Shrek vs La Quatrième Dimension.
(Date de sortie cinéma : 30 juin 2010)

Shrek, premier du nom, était un adversaire tout à fait convainquant à Pixar, en particulier grâce à son humour grinçant, et sous ses airs de film d’animation pour enfants se révélait être même plus apprécié par les anciens que par les djeunz.
Manque de bol Shrek a accumulé tous les défauts que peuvent avoir les suites cinématographiques, et même si le second restait potable, il était, on le pensait, définitivement enterré par le troisième opus qui était aussi agréable qu’une colposcopie réalisée par un dentiste. Pas top quand on veut conclure une trilogie digne de ce nom.
Heureusement Dreamworks nous a écouté et a tenté de redonner ses lettres d’or à notre héros vert comme un Irlandais un lendemain matin de Saint Patrick.

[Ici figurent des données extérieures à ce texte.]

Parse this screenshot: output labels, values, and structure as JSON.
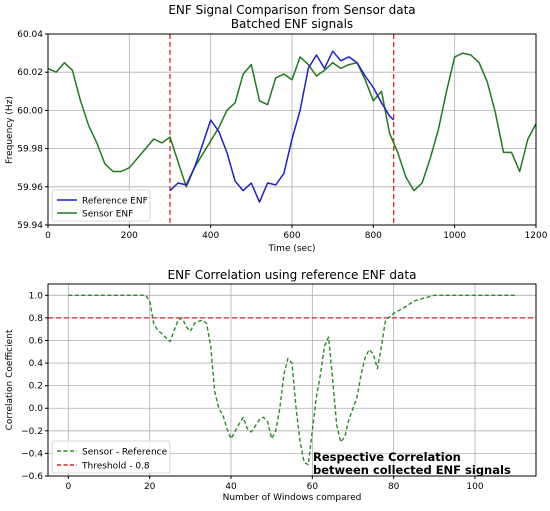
{
  "chart_data": [
    {
      "type": "line",
      "title": "ENF Signal Comparison from Sensor data",
      "subtitle": "Batched ENF signals",
      "xlabel": "Time (sec)",
      "ylabel": "Frequency (Hz)",
      "xlim": [
        0,
        1200
      ],
      "ylim": [
        59.94,
        60.04
      ],
      "xticks": [
        "0",
        "200",
        "400",
        "600",
        "800",
        "1000",
        "1200"
      ],
      "yticks": [
        "59.94",
        "59.96",
        "59.98",
        "60.00",
        "60.02",
        "60.04"
      ],
      "grid": true,
      "legend_position": "lower-left",
      "vlines": [
        300,
        850
      ],
      "vline_color": "#d62728",
      "series": [
        {
          "name": "Reference ENF",
          "color": "#1f1fcc",
          "x": [
            300,
            320,
            340,
            360,
            380,
            400,
            420,
            440,
            460,
            480,
            500,
            520,
            540,
            560,
            580,
            600,
            620,
            640,
            660,
            680,
            700,
            720,
            740,
            760,
            780,
            800,
            820,
            840,
            850
          ],
          "y": [
            59.958,
            59.962,
            59.961,
            59.97,
            59.982,
            59.995,
            59.989,
            59.978,
            59.963,
            59.958,
            59.962,
            59.952,
            59.962,
            59.961,
            59.967,
            59.985,
            60.0,
            60.022,
            60.029,
            60.022,
            60.031,
            60.026,
            60.028,
            60.025,
            60.018,
            60.012,
            60.004,
            59.997,
            59.995
          ]
        },
        {
          "name": "Sensor ENF",
          "color": "#1e7b1e",
          "x": [
            0,
            20,
            40,
            60,
            80,
            100,
            120,
            140,
            160,
            180,
            200,
            220,
            240,
            260,
            280,
            300,
            320,
            340,
            360,
            380,
            400,
            420,
            440,
            460,
            480,
            500,
            520,
            540,
            560,
            580,
            600,
            620,
            640,
            660,
            680,
            700,
            720,
            740,
            760,
            780,
            800,
            820,
            840,
            860,
            880,
            900,
            920,
            940,
            960,
            980,
            1000,
            1020,
            1040,
            1060,
            1080,
            1100,
            1120,
            1140,
            1160,
            1180,
            1200
          ],
          "y": [
            60.022,
            60.02,
            60.025,
            60.021,
            60.005,
            59.992,
            59.983,
            59.972,
            59.968,
            59.968,
            59.97,
            59.975,
            59.98,
            59.985,
            59.983,
            59.986,
            59.973,
            59.96,
            59.97,
            59.977,
            59.984,
            59.991,
            60.0,
            60.004,
            60.019,
            60.024,
            60.005,
            60.003,
            60.017,
            60.019,
            60.016,
            60.028,
            60.024,
            60.018,
            60.021,
            60.025,
            60.022,
            60.024,
            60.025,
            60.016,
            60.005,
            60.01,
            59.988,
            59.978,
            59.965,
            59.958,
            59.962,
            59.975,
            59.99,
            60.01,
            60.028,
            60.03,
            60.029,
            60.025,
            60.015,
            59.999,
            59.978,
            59.978,
            59.968,
            59.985,
            59.993
          ]
        }
      ]
    },
    {
      "type": "line",
      "title": "ENF Correlation using reference ENF data",
      "xlabel": "Number of Windows compared",
      "ylabel": "Correlation Coefficient",
      "xlim": [
        -5,
        115
      ],
      "ylim": [
        -0.6,
        1.1
      ],
      "xticks": [
        "0",
        "20",
        "40",
        "60",
        "80",
        "100"
      ],
      "yticks": [
        "−0.6",
        "−0.4",
        "−0.2",
        "0.0",
        "0.2",
        "0.4",
        "0.6",
        "0.8",
        "1.0"
      ],
      "grid": true,
      "legend_position": "lower-left",
      "series": [
        {
          "name": "Sensor - Reference",
          "color": "#2a8a2a",
          "style": "dashed",
          "x": [
            0,
            5,
            10,
            15,
            19,
            20,
            21,
            22,
            23,
            25,
            27,
            28,
            29,
            30,
            31,
            32,
            33,
            34,
            35,
            36,
            37,
            38,
            39,
            40,
            42,
            43,
            44,
            45,
            47,
            48,
            49,
            50,
            51,
            52,
            53,
            54,
            55,
            56,
            57,
            58,
            59,
            60,
            61,
            62,
            63,
            64,
            65,
            66,
            67,
            68,
            69,
            70,
            71,
            72,
            73,
            74,
            75,
            76,
            77,
            78,
            80,
            83,
            85,
            90,
            100,
            110
          ],
          "y": [
            1.0,
            1.0,
            1.0,
            1.0,
            1.0,
            0.95,
            0.75,
            0.69,
            0.66,
            0.59,
            0.78,
            0.8,
            0.72,
            0.68,
            0.75,
            0.77,
            0.78,
            0.75,
            0.55,
            0.15,
            0.0,
            -0.06,
            -0.18,
            -0.27,
            -0.14,
            -0.08,
            -0.18,
            -0.21,
            -0.1,
            -0.08,
            -0.12,
            -0.27,
            -0.2,
            0.0,
            0.3,
            0.44,
            0.4,
            0.0,
            -0.3,
            -0.48,
            -0.5,
            -0.2,
            0.1,
            0.3,
            0.55,
            0.63,
            0.25,
            -0.15,
            -0.3,
            -0.25,
            -0.1,
            0.0,
            0.1,
            0.3,
            0.45,
            0.52,
            0.48,
            0.35,
            0.55,
            0.78,
            0.84,
            0.9,
            0.95,
            1.0,
            1.0,
            1.0
          ]
        },
        {
          "name": "Threshold - 0.8",
          "color": "#d62728",
          "style": "dashed",
          "hline": 0.8
        }
      ],
      "annotation": [
        "Respective Correlation",
        "between collected ENF signals"
      ]
    }
  ]
}
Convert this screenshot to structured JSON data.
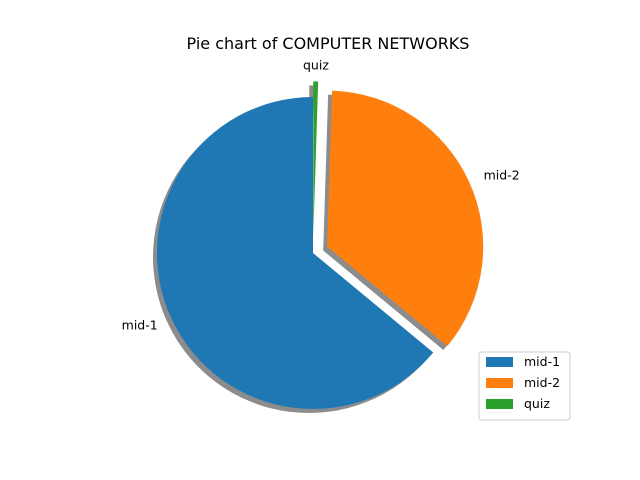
{
  "chart_data": {
    "type": "pie",
    "title": "Pie chart of COMPUTER NETWORKS",
    "categories": [
      "mid-1",
      "mid-2",
      "quiz"
    ],
    "values": [
      64,
      35.5,
      0.5
    ],
    "colors": [
      "#1f77b4",
      "#ff7f0e",
      "#2ca02c"
    ],
    "exploded": [
      "mid-2",
      "quiz"
    ],
    "shadow": true,
    "start_angle_deg": 90,
    "legend_position": "lower-right"
  }
}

Shrek en a ras le bol d’être adulé par les villageois, d’être constamment convié à des fêtes, bref d’avoir perdu son côté brut — d’avoir été castré — maintenant qu’il est père et plus tout seul à la maison. C’est là que Rumpelstiltskin, profitant de l’occasion, lui proposera un contrat qui lui permettra de vivre une journée comme bon lui semble, en donnant en échange une journée de sa vie à ce vil fourbe. Une signature plus tard Shrek se retrouvera dans un univers parallèle, où il n’a jamais délivré Fiona, et dans lequel Rumpelstiltskin règne sur le monde de Fort Fort Lointain.

Conscient de ce qu’il a perdu — et de ce qu’il avait — Shrek tentera tout pour remettre les choses en ordre, récupérer sa vie d’avant et ramener la paix là où tout était féerique.
En somme une histoire sympathique, même si elle pique un peu à tous les râteliers, Retour vers le Futur, Le Magicien d’Oz ou encore La vie est belle, les références sont nombreuses, et il serait impossible de ne pas voir en Rumpelstiltskin un copié-collé de Lord Farquaad, fourbe haut comme trois pommes pour lequel beaucoup de gags du personnage susnommé sont repris.
Une belle ode à la paternité et les responsabilités que cela apporte, bref une morale comme tous les contes de fées en ont, qui saura rappeler aux papas que certes perdre sa liberté de célibataire c’est dur mais que ce que l’on gagne en contrepartie vaut tout l’or du monde.
Mention spéciale pour Pascal Legitimus, excellent dans le doublage de l’ogre cuisinier créole.